The special thing about mm wave antenna arrays is that you don't need to have a phone on you to be identified by the unique fingerprint of your gait. There's enough information density in that spectrum to resolve your identity accurately even if you're not carrying a phone. And there are papers demonstrating how to do just that.
Anything that requires the ability to detect if it's in the same physical space as another device / item of interest.
Some common examples are:
* guest mode discovery on a Chromecast
* pairing to videoconference system (both Cisco and Polycom do this in their current gen devices), building control, wireless presentation system etc
* a means for transmitting a 2FA code from a personal device for auth / payments
* micro-location service - particularly for temporary events or spaces where BLE is not possible (e.g. embedded in FOH audio at different stages at a music festival)
* proximity based peer discovery for mobile games
You'd be surprised at how common a technique it is.

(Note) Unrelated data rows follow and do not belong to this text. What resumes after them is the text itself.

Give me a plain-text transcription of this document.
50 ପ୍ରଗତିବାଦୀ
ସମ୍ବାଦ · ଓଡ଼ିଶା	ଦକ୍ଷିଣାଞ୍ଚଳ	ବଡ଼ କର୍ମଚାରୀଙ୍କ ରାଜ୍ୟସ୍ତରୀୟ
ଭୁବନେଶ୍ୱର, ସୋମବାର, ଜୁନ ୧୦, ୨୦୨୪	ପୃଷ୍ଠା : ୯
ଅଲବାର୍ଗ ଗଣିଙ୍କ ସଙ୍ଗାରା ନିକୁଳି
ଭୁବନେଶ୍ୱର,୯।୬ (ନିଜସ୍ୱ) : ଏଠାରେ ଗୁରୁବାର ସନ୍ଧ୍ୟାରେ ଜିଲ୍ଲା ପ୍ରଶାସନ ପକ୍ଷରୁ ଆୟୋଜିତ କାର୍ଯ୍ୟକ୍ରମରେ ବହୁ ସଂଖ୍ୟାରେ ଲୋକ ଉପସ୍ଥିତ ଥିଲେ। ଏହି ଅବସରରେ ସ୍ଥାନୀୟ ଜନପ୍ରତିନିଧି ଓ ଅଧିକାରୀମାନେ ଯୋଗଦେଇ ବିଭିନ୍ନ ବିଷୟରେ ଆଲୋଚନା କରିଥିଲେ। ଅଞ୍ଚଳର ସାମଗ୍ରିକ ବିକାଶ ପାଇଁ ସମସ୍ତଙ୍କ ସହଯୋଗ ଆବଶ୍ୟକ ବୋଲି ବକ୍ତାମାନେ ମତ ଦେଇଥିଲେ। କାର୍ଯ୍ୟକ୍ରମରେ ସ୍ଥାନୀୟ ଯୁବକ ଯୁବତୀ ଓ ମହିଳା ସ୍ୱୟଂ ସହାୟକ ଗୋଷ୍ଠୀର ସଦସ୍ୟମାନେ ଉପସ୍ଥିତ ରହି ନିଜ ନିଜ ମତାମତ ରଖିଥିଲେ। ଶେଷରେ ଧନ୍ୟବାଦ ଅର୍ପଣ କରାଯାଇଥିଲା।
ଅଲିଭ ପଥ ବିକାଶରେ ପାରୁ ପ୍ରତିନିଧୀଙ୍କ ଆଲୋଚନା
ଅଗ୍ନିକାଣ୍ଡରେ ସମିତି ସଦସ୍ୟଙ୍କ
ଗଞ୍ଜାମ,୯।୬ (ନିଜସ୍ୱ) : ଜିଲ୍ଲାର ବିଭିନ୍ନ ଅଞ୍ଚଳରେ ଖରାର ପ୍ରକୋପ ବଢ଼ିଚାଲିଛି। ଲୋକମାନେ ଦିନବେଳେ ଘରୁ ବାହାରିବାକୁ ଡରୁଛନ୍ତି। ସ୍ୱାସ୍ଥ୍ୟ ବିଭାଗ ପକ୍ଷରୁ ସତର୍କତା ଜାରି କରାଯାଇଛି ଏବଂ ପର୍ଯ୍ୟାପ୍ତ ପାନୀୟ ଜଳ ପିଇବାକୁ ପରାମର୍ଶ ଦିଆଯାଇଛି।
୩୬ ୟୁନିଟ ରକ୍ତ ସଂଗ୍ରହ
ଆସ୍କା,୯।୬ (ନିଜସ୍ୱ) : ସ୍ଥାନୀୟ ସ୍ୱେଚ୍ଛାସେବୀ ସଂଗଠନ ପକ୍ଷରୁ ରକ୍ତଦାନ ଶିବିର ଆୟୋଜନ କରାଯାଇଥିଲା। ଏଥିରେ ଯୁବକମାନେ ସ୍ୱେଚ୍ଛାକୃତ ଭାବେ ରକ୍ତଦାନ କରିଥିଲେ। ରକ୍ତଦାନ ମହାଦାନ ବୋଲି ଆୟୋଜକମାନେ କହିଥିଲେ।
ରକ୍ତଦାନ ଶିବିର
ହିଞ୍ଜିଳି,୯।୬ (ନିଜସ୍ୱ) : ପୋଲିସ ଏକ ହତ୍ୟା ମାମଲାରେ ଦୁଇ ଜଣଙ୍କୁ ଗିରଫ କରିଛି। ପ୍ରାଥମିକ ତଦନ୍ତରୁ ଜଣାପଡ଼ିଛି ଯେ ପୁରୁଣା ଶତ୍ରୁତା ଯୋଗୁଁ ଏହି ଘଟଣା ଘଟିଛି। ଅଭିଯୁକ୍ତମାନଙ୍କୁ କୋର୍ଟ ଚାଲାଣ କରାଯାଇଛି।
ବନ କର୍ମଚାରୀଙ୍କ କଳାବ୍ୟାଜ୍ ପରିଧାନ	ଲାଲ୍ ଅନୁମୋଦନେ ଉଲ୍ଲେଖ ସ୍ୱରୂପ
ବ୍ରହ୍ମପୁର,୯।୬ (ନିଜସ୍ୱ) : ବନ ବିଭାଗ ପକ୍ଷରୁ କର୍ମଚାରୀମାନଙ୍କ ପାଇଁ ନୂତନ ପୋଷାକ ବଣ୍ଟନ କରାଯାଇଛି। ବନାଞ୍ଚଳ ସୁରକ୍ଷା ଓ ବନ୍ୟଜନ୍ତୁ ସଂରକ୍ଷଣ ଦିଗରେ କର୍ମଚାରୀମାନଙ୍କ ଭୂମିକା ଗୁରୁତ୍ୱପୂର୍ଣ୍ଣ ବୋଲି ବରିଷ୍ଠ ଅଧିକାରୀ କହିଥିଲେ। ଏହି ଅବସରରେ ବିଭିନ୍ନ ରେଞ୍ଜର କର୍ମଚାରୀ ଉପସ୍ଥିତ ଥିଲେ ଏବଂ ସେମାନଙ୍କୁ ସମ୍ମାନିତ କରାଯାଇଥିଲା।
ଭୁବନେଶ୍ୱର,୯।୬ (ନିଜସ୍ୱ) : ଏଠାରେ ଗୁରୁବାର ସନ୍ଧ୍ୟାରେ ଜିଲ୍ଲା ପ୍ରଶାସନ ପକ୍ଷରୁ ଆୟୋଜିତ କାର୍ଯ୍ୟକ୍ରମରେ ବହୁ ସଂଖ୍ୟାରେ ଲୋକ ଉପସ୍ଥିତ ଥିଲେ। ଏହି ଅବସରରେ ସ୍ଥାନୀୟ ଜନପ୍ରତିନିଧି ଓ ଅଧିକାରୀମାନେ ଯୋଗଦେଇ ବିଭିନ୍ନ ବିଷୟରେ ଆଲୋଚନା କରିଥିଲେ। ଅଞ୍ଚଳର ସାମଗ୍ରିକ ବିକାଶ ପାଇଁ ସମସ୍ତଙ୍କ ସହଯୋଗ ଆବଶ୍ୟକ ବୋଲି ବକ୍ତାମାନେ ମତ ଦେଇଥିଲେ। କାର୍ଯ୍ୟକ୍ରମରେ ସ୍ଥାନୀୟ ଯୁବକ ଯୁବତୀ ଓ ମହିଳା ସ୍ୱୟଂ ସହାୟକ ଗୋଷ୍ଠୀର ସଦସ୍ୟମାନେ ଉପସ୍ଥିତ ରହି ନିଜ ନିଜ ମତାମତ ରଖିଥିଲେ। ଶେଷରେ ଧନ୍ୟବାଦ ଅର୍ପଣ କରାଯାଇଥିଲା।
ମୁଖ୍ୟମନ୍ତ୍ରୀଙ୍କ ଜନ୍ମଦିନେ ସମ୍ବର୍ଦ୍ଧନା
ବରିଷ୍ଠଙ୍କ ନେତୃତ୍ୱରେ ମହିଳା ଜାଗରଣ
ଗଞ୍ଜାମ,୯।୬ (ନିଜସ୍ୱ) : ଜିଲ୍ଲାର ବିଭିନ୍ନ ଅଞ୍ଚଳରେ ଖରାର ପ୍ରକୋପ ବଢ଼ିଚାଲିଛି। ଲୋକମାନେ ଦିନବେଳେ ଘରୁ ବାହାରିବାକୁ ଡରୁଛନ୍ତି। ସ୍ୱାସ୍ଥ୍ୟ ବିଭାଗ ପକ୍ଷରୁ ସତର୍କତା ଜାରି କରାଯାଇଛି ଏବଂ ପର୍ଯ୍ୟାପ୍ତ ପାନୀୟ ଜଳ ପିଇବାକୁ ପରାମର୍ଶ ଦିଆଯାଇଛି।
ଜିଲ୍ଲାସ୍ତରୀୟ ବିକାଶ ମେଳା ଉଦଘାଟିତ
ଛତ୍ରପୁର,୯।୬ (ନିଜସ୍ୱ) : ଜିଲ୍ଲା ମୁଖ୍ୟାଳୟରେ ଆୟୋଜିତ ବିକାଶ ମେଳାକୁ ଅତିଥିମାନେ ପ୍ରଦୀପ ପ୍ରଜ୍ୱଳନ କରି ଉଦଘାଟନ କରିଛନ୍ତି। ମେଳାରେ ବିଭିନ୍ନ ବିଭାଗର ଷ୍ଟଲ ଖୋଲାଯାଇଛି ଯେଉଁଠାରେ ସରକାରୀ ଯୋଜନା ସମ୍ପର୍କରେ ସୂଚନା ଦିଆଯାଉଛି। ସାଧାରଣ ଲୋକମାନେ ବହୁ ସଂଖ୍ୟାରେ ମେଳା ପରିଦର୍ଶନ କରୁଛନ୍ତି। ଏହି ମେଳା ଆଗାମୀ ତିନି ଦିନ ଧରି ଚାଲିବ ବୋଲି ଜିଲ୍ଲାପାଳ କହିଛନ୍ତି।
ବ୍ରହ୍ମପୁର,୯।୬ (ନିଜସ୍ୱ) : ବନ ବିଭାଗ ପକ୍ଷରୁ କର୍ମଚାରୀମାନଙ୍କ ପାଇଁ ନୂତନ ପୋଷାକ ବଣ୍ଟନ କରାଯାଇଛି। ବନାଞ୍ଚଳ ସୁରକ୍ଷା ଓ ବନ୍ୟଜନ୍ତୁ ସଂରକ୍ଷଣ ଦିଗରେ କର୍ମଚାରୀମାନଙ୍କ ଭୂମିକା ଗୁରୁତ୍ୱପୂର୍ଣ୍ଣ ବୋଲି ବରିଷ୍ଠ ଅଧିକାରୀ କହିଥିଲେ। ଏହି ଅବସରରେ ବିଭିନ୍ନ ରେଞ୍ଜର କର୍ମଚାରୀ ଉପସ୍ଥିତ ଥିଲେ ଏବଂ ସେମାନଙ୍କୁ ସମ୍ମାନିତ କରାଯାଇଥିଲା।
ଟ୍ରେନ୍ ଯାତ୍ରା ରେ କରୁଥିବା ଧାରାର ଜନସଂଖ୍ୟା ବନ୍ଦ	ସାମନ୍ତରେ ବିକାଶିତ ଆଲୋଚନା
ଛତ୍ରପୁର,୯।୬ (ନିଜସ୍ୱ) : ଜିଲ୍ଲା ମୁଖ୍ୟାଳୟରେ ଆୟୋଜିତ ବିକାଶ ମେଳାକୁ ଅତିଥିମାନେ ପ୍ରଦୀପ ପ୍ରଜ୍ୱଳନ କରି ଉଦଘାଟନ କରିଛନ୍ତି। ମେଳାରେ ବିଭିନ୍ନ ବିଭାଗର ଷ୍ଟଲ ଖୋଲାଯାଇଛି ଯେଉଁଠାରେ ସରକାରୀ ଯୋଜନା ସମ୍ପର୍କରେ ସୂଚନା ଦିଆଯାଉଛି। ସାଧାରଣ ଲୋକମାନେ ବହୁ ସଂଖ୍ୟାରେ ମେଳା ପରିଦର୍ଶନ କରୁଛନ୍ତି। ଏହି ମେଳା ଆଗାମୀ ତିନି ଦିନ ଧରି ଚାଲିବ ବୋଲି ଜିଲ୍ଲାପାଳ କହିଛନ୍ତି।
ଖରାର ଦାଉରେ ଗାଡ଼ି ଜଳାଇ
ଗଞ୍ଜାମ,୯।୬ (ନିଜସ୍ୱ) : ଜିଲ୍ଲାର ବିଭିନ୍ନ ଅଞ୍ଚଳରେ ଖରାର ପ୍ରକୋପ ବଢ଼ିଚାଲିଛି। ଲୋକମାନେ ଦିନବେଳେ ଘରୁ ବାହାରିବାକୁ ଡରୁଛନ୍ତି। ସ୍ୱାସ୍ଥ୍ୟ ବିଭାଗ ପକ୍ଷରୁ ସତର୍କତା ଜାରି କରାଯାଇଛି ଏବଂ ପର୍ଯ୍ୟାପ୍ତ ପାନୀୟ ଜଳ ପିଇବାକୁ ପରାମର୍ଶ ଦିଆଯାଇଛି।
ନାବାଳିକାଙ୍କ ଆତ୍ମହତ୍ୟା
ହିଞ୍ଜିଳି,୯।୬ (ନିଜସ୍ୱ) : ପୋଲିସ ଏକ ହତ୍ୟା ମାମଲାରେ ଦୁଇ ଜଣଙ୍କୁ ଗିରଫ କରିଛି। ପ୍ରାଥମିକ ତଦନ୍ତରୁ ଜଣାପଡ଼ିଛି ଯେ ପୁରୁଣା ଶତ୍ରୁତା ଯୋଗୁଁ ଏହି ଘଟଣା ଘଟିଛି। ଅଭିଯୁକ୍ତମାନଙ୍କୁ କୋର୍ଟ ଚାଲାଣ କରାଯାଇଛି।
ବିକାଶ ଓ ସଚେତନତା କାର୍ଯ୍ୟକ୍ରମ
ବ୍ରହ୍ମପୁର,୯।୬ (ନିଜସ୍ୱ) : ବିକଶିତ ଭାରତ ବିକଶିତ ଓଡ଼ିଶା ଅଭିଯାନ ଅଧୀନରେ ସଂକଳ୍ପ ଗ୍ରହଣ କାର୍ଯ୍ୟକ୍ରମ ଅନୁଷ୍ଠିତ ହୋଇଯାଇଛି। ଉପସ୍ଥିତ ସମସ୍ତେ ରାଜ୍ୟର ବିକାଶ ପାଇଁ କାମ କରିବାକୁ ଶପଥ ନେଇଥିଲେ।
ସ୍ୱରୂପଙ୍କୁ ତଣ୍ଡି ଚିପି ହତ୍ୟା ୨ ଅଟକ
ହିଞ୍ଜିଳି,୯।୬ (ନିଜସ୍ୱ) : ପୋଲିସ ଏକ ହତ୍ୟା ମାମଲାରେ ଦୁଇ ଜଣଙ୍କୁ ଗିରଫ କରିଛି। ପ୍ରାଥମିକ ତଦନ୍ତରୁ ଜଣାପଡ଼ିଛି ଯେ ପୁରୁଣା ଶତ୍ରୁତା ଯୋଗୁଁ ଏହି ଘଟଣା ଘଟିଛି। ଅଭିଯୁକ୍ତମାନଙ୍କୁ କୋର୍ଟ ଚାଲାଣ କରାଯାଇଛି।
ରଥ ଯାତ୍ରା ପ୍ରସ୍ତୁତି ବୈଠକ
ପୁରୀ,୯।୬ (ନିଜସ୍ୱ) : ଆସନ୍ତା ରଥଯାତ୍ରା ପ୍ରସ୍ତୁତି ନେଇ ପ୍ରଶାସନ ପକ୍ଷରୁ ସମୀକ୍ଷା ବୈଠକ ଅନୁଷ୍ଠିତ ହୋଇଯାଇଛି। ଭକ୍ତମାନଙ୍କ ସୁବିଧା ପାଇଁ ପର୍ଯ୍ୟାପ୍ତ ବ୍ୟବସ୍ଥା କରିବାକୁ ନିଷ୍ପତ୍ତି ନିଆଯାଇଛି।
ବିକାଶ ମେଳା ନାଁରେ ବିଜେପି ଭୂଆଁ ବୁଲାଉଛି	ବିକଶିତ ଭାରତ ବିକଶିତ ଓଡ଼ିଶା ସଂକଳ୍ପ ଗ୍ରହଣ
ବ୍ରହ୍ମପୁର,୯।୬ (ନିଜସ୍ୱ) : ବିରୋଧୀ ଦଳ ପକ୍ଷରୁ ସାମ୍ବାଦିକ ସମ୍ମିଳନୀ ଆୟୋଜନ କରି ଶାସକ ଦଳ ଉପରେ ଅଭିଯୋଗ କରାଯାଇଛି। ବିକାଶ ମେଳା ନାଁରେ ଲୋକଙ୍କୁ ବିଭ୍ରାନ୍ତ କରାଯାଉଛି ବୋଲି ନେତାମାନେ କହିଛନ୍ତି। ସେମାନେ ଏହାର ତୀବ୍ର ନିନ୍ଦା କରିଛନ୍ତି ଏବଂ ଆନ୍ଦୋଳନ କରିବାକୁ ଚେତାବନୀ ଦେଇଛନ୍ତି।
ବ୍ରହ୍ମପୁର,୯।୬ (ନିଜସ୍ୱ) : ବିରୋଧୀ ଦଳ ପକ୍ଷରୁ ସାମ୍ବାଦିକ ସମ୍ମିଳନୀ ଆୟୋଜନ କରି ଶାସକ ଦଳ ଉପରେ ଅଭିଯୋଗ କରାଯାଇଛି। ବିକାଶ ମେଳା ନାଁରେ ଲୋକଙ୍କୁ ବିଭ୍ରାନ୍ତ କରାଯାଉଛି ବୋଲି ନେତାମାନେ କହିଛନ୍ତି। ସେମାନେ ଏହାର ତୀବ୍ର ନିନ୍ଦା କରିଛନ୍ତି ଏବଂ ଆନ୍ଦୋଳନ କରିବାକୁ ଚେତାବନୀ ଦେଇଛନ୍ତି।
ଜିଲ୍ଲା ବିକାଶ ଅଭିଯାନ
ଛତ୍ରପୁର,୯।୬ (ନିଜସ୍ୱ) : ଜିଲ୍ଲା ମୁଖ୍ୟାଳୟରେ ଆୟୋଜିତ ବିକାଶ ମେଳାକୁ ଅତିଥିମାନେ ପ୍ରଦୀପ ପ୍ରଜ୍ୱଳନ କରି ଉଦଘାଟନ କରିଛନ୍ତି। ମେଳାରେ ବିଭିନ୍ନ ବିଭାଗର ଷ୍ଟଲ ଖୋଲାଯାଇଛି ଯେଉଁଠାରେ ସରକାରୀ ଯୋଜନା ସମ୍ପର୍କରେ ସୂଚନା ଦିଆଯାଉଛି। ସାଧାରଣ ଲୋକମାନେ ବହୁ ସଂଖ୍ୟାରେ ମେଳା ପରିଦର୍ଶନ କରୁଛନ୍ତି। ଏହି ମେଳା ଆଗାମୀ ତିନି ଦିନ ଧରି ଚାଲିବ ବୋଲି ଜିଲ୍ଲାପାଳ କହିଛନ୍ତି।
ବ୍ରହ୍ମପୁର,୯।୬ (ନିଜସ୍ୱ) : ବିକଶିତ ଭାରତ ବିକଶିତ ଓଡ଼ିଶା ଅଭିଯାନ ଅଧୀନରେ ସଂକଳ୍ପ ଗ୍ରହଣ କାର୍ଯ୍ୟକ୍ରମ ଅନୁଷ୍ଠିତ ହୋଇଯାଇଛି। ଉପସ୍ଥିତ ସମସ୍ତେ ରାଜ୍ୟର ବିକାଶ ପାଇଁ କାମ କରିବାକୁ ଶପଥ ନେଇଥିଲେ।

I regularly face issues with environments that have had enough different devices all attempting to use some form of ultrasonic pairing / localisation etc that there's issues with interference.
Some weeks back I read a post here about detecting people in rooms by measuring how the physical body interferes with the wifi signals. I wouldn't have imagined someone could extract useful information at this small of a scale. wow!
Cool! I'm glad to see RFID and localization being merged together like this. I think this really shows that RFID is a much more suitable technology for this type of application than a computation-heavy CV algorithm.
There are dozens+ papers like that specifically focused on mm-wave stuff, "passive" localization/identification/sensing. Gait doesn't go far enough to describe it. It's basically the equivalent of face recognition tech but in the mm-wave spectrum with standard router hardware.
The various mm-wave bands being used in 5G (and being proposed for "6G") are much more dense (spatially and information theoretically) than the < 5GHz bands, but sparse enough compared to visible light that many obstacles are quite translucent.
mm-wave antenna arrays are kinda just big low frequency eyeballs.
Somewhere deep on my todo list is building a grid of ESP32s around the place reporting BLE signal strengths to a central node which can then do triangulation to work out where people are based on devices they typically carry with them (I for example am almost always wearing an Apple Watch, and carrying my phone).
It already is in the market, just that it is not usually sold as a standalone product like Leap Motion. Through wall imaging using WiFi imaging is old news. Also, for gesture detection specifically, radar chips are often preferred over hacking WiFi firmware/additional signal processing.